Building a custom MCP server is the cleanest way to extend Codex CLI with domain-specific tools. The protocol handles discovery, schema negotiation, and transport; your code handles the business logic. Start with a stdio server for local development, graduate to streamable HTTP when the team needs shared access, and annotate every tool so Codex CLI’s approval system can make sensible decisions without pestering the developer.


Citations

  1. Model Context Protocol, “Introduction,” modelcontextprotocol.io, 2026. 

  2. OpenAI, “Model Context Protocol — Codex,” developers.openai.com/codex/mcp, 2026. 
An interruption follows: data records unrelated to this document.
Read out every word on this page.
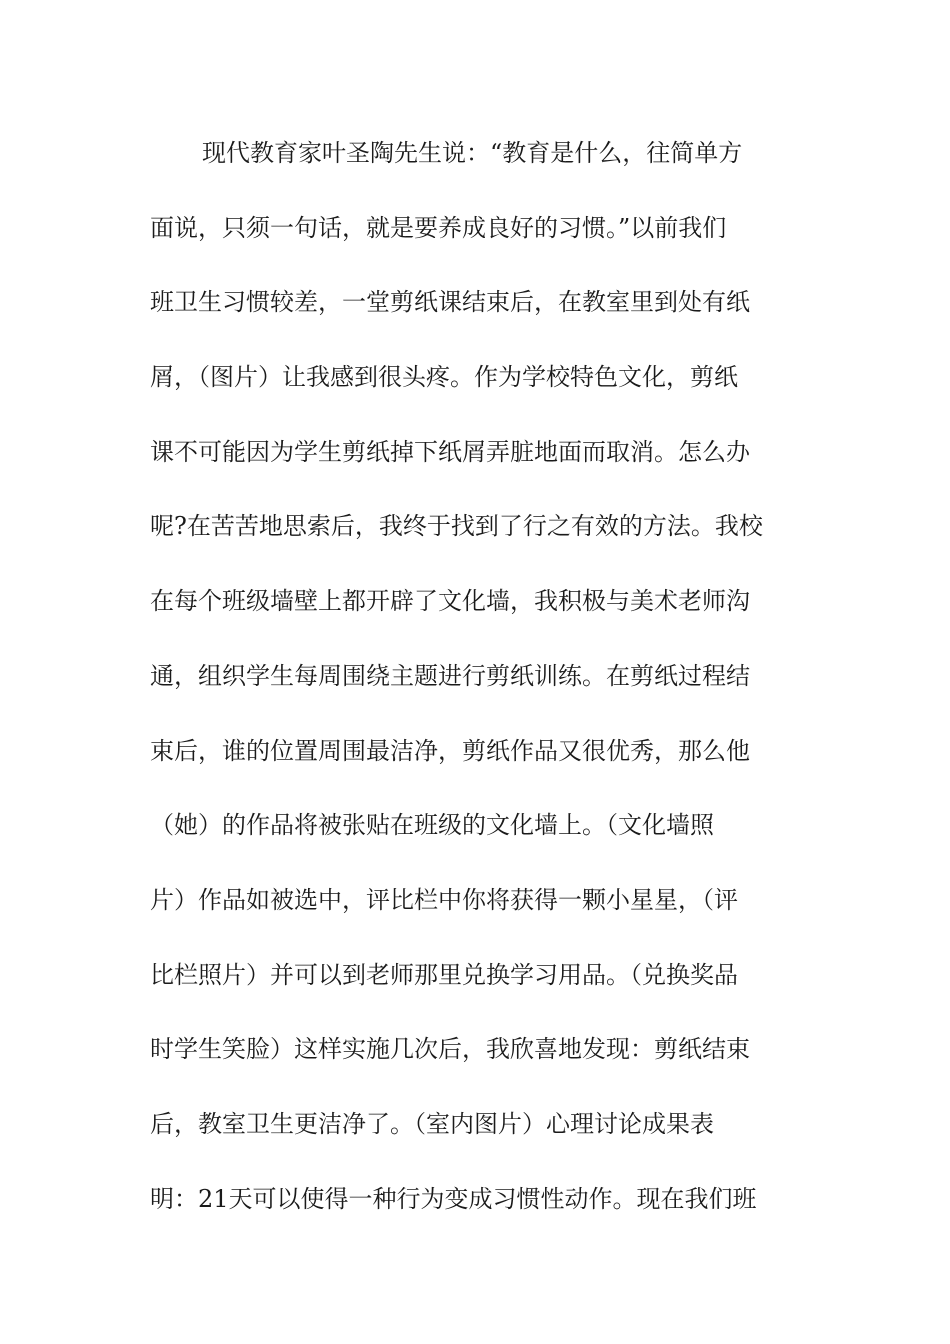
现代教育家叶圣陶先生说：“教育是什么，往简单方
面说，只须一句话，就是要养成良好的习惯。”以前我们
班卫生习惯较差，一堂剪纸课结束后，在教室里到处有纸
屑，（图片）让我感到很头疼。作为学校特色文化，剪纸
课不可能因为学生剪纸掉下纸屑弄脏地面而取消。怎么办
呢?在苦苦地思索后，我终于找到了行之有效的方法。我校
在每个班级墙壁上都开辟了文化墙，我积极与美术老师沟
通，组织学生每周围绕主题进行剪纸训练。在剪纸过程结
束后，谁的位置周围最洁净，剪纸作品又很优秀，那么他
（她）的作品将被张贴在班级的文化墙上。（文化墙照
片）作品如被选中，评比栏中你将获得一颗小星星，（评
比栏照片）并可以到老师那里兑换学习用品。（兑换奖品
时学生笑脸）这样实施几次后，我欣喜地发现：剪纸结束
后，教室卫生更洁净了。（室内图片）心理讨论成果表
明：21天可以使得一种行为变成习惯性动作。现在我们班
  3. Model Context Protocol, “Tools — Annotations,” modelcontextprotocol.io/specification/2025-06-18/server/tools, 2025.  2

  4. Model Context Protocol, “Transports,” modelcontextprotocol.io/docs/learn/transports, 2026. 

  5. Model Context Protocol, “Build an MCP Server,” modelcontextprotocol.io/docs/develop/build-server, 2026.  2

  6. OpenAI, “Best Practices — Codex,” developers.openai.com/codex/learn/best-practices, 2026. 

  7. OpenAI, “Configuration Reference — Codex,” developers.openai.com/codex/config-reference, 2026.  2

  8. Model Context Protocol, “Python SDK — FastMCP,” github.com/modelcontextprotocol/python-sdk, 2026. 

  9. OpenAI, “MCP OAuth — Codex CLI,” developers.openai.com/codex/mcp, 2026. 

  10. Model Context Protocol, “MCP Inspector,” github.com/modelcontextprotocol/inspector, 2026. 

  11. Lushbinary, “MCP Developer Guide 2026,” lushbinary.com/blog/mcp-model-context-protocol-developer-guide-2026, 2026. 

  12. OpenAI, “Codex Changelog — v0.129 alpha,” developers.openai.com/codex/changelog, May 2026. 

  13. GitHub Issue #15451, “–json and –output-schema are silently ignored when tools/MCP servers are active,” github.com/openai/codex/issues/15451, 2026. 

  14. GitHub Issue #19385, “Support additionalContext in PreToolUse hooks or clarify Claude-style hook parity,” github.com/openai/codex/issues/19385, 2026.